Moebius, c'est de la Chris de ma marde(!). Pas besoin d'être oracle à Delphes pour le savoir. Ni de citer Delphes d'ailleurs. Ça intéresses-tu vraiment quelqu'un coup donc ? Ils dépendent de subventions, c'est normal, _vu moi_.

+ +

Ils le voient, en plus. C'est ça le plus Chris. C'est ça le Cynisme.

Ma foi, l'art a échoué ;-).

Scar tissue, qu'est-ce que c'est au juste ?

(note :)

Le CH, ça a beau être une marque, ça reste de la marde ! c'est une équipe de perdants. PERDANTS !

+ +

By the way, je me cherche quelque chose d'intéressant à faire sur le web. C'est fascinant, je trouve rien.

On vient de me dire que le café est prêt.

Ah ! Faudrait que je revienne et dire quelque chose.

+ +

Ce qui est cool, avec le Scar tissue, c'est qu'il se répare !

11 décembre 2009

0.1. « Le psychiatre y dit ».

Salut Maxime !

J'ai pris connaissance de ton e-mail, tantôt. Ben non, je montrerai pas trop de chose de toi. (est-ce que j'ai dit ça ?) Je serai même très poli. Il faudra en gros cependant que tu sois fin avec moi toi aussi. Il fallait que je dise gentil.

Je reviendrai une autre fois dire les pourquoi et les commenta; les tenants et les aboutissants de ton discours, mais je serai très poli, vraiment.

J'en tiens pour exemple cet e-mail que j'ai envoyé tantôt à l'agente d'enquête et d'analyse de l'UQAM qui a apparemment enquêté et analysé quelque chose d'autre que mon blogue et moi. Elle hallucinait, probablement.

Me trouves-tu trop paranoïaque ? ou, magique ? c'est vrai, probablement ! Il faudrait d'ailleurs que je sache pourquoi Vanasse (André) a dit que Christian était : MAGNIFIQUE ! MAGISTRAL ! FABULEUX ! sinon pour essayer de voir comment tu places ça de la pub sur un livre sans avoir l'air fou. En tout cas, pas trop.

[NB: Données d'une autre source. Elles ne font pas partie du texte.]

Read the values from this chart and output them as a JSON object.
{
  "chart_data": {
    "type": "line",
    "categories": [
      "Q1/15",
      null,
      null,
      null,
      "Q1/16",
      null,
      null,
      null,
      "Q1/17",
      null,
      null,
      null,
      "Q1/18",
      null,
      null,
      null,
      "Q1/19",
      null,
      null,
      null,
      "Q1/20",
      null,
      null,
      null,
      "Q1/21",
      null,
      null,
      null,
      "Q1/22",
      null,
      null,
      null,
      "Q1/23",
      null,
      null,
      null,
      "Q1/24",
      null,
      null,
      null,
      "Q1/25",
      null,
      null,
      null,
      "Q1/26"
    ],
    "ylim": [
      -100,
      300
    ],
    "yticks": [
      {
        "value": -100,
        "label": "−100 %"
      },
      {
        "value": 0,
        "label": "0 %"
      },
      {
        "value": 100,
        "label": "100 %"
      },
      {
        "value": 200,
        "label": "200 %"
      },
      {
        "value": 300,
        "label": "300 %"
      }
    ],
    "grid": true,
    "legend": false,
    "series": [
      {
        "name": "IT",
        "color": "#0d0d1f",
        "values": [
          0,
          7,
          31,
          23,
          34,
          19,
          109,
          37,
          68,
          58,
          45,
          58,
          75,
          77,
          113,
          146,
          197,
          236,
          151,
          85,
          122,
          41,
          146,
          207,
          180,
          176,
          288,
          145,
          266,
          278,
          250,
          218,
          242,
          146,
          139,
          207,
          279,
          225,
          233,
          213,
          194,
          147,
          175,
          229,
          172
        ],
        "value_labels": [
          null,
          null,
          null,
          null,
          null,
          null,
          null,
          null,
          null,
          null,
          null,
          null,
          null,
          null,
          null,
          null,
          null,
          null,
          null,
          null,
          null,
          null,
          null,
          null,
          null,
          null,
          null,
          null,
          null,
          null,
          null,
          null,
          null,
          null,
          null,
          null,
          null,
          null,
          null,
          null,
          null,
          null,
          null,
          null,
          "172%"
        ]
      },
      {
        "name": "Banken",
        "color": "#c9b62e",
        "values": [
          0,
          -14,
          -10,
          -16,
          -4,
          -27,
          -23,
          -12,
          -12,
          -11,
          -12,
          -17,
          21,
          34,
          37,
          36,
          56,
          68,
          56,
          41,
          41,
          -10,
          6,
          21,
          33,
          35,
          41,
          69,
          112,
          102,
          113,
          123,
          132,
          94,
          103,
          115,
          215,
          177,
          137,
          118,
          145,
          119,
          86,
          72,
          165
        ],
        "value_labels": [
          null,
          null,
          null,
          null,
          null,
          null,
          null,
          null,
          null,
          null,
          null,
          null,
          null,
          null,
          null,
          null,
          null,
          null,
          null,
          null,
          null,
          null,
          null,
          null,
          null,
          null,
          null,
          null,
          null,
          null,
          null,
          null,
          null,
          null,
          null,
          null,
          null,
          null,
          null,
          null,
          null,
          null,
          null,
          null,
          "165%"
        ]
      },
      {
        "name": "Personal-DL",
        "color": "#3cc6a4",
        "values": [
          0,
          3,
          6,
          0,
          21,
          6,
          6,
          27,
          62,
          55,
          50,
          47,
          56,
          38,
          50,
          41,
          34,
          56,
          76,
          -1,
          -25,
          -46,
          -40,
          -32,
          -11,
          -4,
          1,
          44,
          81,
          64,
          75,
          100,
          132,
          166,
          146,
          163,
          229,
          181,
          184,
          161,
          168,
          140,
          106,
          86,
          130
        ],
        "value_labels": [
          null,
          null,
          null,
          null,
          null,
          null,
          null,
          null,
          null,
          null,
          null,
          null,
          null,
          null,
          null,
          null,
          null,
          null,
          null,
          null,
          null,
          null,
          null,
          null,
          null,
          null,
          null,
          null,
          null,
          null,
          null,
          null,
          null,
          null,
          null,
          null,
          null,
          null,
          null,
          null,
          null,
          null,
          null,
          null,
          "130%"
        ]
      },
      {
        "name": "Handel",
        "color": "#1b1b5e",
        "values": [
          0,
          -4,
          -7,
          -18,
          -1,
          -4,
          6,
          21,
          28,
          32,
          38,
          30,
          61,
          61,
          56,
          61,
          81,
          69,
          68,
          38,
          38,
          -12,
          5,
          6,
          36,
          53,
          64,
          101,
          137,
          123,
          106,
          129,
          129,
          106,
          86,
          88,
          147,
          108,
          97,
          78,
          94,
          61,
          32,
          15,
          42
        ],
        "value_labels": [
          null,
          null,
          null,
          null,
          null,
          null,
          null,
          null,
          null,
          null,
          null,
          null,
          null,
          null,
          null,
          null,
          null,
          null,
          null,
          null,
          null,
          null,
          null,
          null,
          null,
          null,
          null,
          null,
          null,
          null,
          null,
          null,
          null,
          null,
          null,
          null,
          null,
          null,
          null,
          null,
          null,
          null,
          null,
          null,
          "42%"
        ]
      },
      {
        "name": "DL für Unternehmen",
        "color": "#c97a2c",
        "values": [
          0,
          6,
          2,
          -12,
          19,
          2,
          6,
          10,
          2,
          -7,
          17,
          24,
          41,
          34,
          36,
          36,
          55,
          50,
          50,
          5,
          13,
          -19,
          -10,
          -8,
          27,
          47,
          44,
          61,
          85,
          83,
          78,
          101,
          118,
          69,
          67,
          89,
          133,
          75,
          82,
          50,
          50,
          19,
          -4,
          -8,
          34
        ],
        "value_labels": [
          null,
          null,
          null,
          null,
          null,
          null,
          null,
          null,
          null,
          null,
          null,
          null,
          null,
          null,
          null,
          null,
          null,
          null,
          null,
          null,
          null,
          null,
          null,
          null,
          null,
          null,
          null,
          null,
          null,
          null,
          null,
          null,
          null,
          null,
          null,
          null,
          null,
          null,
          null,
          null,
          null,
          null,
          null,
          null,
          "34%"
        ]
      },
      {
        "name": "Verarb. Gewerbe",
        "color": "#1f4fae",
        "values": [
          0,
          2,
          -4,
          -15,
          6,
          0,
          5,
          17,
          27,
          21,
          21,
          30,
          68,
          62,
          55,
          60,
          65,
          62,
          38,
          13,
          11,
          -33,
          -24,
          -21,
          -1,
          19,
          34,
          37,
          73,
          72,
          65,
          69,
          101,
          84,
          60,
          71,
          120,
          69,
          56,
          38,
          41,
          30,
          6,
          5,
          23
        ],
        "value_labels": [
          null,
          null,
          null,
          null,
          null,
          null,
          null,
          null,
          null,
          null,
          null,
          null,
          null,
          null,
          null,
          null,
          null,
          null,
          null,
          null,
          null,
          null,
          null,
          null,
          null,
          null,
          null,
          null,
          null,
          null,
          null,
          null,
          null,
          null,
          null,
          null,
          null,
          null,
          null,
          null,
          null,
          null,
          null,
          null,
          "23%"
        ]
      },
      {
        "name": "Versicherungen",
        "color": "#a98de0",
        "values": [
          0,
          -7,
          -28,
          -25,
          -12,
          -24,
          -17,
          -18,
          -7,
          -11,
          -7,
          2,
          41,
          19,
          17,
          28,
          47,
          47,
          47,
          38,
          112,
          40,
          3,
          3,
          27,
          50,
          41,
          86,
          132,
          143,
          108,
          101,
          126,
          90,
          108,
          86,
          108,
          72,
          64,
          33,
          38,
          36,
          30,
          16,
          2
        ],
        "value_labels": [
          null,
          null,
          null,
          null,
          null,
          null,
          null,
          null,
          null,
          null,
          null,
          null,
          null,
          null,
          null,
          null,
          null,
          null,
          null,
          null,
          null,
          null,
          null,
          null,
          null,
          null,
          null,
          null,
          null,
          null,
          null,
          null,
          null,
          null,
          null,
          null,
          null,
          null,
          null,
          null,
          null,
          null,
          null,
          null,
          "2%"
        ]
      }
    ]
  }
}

Sinon, comment c'est aller voir : Le monde chez Garp ? Merde ! Tu m'as compris ! Qu'est-ce que je veux dire ? Qu'est-ce que tout cela signifie bordel de merde de putain de mes deux. Attends, je cite. « CHARMOUTA » (de Rawi Hage). Qu'est-ce que tu connais, toi, aux putes-guerrières ? Il me faudrait chercher plus en profondeur comment s'écrit le mot arabe. PLUS TARD !

Il faut que je te laisse pour aller écrire sur le Plateau Mont-Royal, scuse; je voulais dire, pour aller, je, faire mon tribut à Mistral. (Tu l'as compris ? Tribue, tribut ? Ah ! ah !) Sur le Plateau, je, Ah ah ! C'est pompier hein ?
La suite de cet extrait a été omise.